What is GDPR?
Commonly known as EU GDPR – the European Union (EU) General Data Protection Regulation (GDPR) will be applicable from May 25th, 2018 to harmonize data privacy laws throughout the EU. Organizations are required to be GDPR compliant by that date. GDPR is targeted to strengthen data protection for individuals within the EU and also addresses the export of personal data outside of the EU.
Who does the GDPR affect?
The GDPR applies to organizations located within the EU as well as outside of the EU, if they offer products and/or services to, or monitor the behavior of, EU data subjects. It applies to all companies processing and holding the personal data of subjects residing in the European Union, regardless of the company’s location.

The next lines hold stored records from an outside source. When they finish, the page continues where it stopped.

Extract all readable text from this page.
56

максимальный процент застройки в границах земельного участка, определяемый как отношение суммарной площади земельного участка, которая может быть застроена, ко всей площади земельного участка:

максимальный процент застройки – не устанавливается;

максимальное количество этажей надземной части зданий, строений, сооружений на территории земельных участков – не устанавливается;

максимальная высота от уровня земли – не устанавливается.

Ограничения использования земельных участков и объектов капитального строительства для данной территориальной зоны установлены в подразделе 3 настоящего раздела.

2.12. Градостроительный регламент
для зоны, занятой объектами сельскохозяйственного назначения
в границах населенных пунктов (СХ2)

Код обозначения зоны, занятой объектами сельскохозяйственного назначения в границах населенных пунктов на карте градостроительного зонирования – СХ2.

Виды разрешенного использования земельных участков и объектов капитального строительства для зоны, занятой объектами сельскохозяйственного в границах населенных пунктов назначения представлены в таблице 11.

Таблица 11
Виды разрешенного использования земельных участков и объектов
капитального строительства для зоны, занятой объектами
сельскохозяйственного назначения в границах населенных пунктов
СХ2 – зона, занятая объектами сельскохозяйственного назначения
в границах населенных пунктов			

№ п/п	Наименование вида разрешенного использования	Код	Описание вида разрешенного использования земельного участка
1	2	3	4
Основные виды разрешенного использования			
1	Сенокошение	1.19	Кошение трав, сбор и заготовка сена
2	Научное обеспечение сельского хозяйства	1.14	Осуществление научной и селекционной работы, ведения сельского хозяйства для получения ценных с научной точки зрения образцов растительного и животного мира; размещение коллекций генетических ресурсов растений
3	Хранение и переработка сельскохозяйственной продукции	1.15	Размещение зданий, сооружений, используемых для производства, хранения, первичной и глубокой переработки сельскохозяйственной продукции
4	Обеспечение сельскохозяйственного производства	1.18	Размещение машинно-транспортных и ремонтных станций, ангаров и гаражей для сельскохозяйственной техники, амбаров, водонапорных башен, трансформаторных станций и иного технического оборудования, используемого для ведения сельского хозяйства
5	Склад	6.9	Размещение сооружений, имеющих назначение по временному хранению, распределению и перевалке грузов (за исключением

What are the penalties for non-compliance?
The GDPR specifies two levels of fines:
Breaching GDPR/Failure to comply: Up to an amount that is the GREATER of €10 million or 2% of global annual revenue from the prior year.
Data Breach/Article 28: Up to the amount that is GREATER of €20 million or 4% of global revenue from the prior year.
What is personal data?
Any information related to a living individual or ‘Data Subject’, that can be used to directly or indirectly identify the person. It can be anything from a name, a photo, an email address, bank details, posts on social networking websites, medical information, or a computer IP address.